Certains de ces appareils avec supports seront bientôt équipés de possibilités de communication sans fil. C’est en fait déjà le cas pour de nombreux téléphones portables qui communiquent par infrarouge. Le Zune de Microsoft est un baladeur équipé d’un disque dur et de Wi-Fi (6). Il s’agit d’une connectivité bridée par les DRM et uniquement entre appareils Zune. Mais il est facile d’imaginer dans un très proche futur des transferts de fichiers sonores entre appareils dotés de supports par l’intermédiaire d’une connexion Wi-Fi, Wimax (son successeur) ou par la 3G dans une station de métro.

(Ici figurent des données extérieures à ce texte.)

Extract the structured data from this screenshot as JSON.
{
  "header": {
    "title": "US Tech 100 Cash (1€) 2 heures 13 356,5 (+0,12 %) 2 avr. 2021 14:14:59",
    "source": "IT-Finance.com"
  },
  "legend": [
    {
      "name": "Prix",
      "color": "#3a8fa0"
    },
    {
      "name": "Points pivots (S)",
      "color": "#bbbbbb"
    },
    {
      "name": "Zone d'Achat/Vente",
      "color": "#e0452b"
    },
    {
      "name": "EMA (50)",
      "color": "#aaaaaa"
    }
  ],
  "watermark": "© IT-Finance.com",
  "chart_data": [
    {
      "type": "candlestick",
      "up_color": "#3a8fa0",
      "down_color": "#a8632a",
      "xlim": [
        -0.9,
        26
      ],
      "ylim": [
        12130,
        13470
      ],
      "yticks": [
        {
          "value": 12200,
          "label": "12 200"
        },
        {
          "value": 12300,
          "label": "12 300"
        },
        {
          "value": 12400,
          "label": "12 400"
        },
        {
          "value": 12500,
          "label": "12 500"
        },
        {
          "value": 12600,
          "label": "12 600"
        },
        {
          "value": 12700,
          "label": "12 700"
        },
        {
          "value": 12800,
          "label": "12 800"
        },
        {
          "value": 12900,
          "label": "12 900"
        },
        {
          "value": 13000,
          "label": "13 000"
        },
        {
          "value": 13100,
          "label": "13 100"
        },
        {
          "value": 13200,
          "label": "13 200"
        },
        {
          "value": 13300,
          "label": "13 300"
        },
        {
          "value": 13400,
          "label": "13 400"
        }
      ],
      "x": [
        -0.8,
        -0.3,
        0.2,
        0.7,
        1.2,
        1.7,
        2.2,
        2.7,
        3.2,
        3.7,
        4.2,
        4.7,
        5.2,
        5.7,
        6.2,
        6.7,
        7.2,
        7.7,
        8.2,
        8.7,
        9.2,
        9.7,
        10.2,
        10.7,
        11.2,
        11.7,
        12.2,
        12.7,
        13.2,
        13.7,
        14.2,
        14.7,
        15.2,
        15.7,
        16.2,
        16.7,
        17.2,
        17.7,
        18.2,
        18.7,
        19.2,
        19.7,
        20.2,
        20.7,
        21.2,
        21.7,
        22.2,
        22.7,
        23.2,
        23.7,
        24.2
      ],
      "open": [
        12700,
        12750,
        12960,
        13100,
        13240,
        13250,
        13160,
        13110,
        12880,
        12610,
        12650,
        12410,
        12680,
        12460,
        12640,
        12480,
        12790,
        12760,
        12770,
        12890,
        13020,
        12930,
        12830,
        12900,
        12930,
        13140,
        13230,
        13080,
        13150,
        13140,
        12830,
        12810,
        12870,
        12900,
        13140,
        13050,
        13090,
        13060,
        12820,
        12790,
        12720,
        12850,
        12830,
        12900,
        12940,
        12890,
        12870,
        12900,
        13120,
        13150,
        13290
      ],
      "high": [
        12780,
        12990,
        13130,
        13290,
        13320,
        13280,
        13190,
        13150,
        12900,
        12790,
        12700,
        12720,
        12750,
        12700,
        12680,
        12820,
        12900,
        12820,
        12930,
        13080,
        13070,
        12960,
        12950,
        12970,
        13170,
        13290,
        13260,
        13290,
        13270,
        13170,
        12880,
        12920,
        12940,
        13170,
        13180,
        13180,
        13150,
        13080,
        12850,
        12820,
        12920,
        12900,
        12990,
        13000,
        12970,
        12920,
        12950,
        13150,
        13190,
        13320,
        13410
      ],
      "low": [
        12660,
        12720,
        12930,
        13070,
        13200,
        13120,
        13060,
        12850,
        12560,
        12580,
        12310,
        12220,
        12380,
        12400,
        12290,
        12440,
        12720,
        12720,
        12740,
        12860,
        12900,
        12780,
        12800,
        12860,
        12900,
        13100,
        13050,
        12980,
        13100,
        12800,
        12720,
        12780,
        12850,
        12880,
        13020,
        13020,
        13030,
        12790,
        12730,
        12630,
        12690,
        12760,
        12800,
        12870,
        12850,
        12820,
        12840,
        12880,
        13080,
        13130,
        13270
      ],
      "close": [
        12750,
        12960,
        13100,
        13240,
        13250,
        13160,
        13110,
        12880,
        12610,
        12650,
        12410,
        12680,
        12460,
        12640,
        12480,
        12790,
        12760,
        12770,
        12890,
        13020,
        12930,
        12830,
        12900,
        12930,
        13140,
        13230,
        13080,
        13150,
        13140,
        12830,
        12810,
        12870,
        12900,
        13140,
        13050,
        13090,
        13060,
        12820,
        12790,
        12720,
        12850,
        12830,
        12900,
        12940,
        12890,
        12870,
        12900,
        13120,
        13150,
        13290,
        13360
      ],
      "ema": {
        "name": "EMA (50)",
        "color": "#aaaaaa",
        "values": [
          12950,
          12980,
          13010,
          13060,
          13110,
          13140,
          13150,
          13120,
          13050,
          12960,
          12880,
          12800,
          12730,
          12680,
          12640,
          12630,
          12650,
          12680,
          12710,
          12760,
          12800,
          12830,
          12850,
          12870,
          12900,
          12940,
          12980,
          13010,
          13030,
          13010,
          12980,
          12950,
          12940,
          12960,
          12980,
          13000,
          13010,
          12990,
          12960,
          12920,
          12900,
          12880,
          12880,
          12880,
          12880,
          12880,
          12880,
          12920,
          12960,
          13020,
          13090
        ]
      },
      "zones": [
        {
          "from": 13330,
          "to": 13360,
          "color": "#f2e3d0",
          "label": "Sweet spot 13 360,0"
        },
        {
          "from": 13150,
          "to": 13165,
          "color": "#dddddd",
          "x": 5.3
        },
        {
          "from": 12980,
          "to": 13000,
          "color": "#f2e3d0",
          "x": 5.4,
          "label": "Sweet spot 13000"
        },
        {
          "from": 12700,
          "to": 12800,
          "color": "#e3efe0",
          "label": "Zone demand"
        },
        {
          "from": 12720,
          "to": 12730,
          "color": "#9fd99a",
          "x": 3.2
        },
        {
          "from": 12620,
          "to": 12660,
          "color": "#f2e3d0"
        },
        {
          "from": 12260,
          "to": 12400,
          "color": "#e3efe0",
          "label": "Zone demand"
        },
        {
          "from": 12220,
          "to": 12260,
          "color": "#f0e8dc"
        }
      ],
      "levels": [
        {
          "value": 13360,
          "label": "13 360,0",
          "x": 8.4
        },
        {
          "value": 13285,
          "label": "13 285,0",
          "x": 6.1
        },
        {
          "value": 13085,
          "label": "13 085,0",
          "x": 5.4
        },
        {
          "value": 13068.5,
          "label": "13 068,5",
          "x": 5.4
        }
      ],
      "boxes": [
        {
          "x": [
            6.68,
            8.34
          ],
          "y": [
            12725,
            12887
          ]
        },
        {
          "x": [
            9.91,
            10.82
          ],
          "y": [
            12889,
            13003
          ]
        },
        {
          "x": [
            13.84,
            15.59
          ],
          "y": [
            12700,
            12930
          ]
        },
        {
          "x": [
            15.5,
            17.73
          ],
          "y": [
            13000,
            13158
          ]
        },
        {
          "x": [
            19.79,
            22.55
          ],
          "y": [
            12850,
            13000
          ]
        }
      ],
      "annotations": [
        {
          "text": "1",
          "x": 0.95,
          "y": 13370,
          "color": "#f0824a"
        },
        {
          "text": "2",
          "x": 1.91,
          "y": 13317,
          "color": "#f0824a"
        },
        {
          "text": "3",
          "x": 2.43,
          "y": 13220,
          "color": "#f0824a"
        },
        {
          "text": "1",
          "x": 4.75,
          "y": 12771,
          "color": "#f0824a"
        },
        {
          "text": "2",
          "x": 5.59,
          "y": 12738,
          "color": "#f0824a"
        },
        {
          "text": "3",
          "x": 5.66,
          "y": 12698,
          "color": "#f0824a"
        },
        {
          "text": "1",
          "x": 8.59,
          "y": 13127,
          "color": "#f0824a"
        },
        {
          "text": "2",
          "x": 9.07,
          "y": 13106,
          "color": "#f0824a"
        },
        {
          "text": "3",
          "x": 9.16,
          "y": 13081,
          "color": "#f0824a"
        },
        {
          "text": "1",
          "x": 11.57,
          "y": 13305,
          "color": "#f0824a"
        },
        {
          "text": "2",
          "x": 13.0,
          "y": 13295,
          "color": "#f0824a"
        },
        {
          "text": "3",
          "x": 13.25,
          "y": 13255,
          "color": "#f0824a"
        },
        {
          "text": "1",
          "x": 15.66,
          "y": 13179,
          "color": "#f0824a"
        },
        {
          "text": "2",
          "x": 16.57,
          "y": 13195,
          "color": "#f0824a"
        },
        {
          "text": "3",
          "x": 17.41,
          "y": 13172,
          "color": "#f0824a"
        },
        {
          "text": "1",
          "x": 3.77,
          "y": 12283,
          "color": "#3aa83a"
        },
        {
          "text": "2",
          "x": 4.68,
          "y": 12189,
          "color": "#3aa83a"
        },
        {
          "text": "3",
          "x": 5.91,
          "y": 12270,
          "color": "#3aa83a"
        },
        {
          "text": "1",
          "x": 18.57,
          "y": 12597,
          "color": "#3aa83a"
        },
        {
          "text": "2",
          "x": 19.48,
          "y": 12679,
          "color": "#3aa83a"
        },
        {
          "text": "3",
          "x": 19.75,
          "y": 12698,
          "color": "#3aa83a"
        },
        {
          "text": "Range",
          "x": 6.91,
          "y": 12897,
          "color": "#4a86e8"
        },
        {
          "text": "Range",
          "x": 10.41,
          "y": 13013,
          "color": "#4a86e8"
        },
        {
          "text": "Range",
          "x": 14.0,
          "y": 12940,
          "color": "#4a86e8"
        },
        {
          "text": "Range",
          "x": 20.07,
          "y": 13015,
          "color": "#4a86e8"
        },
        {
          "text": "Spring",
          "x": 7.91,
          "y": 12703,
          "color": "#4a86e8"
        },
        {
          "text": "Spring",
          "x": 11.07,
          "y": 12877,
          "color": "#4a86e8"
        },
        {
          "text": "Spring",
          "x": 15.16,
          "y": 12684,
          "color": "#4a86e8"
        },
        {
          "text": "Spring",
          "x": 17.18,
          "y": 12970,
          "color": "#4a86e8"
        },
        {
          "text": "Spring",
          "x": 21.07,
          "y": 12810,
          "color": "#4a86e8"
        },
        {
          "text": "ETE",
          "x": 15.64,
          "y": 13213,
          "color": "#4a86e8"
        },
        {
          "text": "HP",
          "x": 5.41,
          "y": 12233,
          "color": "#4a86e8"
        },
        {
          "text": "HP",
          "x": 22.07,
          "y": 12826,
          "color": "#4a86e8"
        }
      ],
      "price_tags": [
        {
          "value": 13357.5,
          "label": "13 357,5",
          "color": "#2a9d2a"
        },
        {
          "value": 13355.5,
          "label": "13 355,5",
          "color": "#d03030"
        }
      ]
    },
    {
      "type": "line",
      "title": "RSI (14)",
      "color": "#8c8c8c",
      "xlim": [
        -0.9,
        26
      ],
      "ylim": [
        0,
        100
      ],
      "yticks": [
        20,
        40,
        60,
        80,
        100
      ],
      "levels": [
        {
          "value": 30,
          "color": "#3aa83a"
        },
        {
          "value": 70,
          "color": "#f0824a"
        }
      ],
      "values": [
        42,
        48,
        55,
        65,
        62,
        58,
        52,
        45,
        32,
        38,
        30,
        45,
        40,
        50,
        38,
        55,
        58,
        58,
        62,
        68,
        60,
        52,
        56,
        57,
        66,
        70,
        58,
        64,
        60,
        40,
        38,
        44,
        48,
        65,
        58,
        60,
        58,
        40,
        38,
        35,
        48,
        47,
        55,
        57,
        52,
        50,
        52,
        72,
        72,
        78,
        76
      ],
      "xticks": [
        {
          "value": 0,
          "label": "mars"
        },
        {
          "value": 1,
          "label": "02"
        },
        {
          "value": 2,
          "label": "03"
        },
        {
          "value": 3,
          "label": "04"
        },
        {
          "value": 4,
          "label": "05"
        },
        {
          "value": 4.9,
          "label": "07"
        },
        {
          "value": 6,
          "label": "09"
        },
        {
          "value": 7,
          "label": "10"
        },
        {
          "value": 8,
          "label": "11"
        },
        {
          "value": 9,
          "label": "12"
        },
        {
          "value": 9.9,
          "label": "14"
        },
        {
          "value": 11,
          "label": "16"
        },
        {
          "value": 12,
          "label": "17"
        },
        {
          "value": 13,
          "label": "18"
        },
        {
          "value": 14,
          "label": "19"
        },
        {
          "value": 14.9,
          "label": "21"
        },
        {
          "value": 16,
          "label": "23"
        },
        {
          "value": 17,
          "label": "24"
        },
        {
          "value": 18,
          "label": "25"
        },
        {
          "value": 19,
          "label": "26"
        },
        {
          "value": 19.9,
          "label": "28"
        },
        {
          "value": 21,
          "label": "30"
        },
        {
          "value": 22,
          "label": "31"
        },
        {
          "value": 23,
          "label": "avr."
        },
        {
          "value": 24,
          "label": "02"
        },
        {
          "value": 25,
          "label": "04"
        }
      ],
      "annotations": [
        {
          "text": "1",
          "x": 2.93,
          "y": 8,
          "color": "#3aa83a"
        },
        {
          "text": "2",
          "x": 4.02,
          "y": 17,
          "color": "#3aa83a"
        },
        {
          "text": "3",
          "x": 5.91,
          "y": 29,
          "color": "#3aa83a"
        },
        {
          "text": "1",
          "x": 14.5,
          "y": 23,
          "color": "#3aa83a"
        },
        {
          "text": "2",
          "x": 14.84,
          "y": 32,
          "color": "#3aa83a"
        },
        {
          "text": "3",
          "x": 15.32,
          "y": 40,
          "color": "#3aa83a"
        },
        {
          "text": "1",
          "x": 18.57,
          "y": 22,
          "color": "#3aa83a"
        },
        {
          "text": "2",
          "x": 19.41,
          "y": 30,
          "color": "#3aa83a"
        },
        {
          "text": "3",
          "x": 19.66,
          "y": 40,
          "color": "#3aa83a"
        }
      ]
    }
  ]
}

Je regarde sur mon baladeur si des appareils équipés de connectivité sans fil sont présents autour de moi. J’envoie un message pour entrer en contact : « Avez-vous des fichiers sonores sur votre appareil ? Puis-je en transférer sur mon appareil ? Vous pouvez également le faire sur mon disque dur. »

La volatilité des phonogrammes va être une caractéristique des prochaines années.

Alors dématérialisation ou volatilité ?

En toute rigueur, l’expression « phonogrammes volatils » serait préférable à « musique dématérialisée ». Mais l’usage déjà largement répandu de l’expression « musique dématérialisée » rend difficile son changement. L’important est de savoir si la personne qui utilise l’expression a bien conscience qu’il s’agit d’un abus de langage et si elle connaît les arrières plans. Ça ne sera pas le cas dans la majorité des cas. Le numérique nous fait entrer dans une grande ère de grande confusion.

 

Notes

1 « Musique dématérialisée » n’est pas seule la seule expression vedette du jargon Internet. Web 2.0, folksonomy, social networking, social bookmarking, rss, syndication, entre autres, sont aussi en bonne position. Le Journal du Net propose un dico illustré du Web 2.0 pour s’y retrouver :
http://www.journaldunet.com/diaporama/0610-dicoweb2/index.shtml

2 Révolution de l’industrie. L’Internet bouleverse le modèle de distribution de l’industrie de la musique comme celui de l’automobile, du livre ou de l’assurance. La prolifération des fichiers musicaux illégaux sous format MP3 accélère le processus de restructuration de l’industrie. http://www.atelier.fr/etude/internet,industrie,musicale,desintermediation,dematerialisation-6526-Etude.html

3 Pour en savoir plus sur les aspects physiques :
Cours d’acoustique : http://users.swing.be/b_welding/tfe.htm
et « Pourquoi… l’espace est-il silencieux ? »
http://www.linternaute.com/science/espace/pourquoi/05/espace-silence/pourquoi-espace-silence.shtml

4 « Le producteur de phonogrammes est la personne, physique ou morale, qui a l’initiative et la responsabilité de la première fixation d’une séquence de son ».
Article L213-1 du Code de la Propriété Intellectuelle : http://www.legifrance.fr

5 Musique Info Hebdo n° 410 du 2 novembre 2006 page 6 et « Guide de Noël » FNAC page 38.

6 Le Zune est destiné à concurrencer l’iPod d’Apple. Il est commercialisé depuis le 14 novembre 2006 aux États-Unis.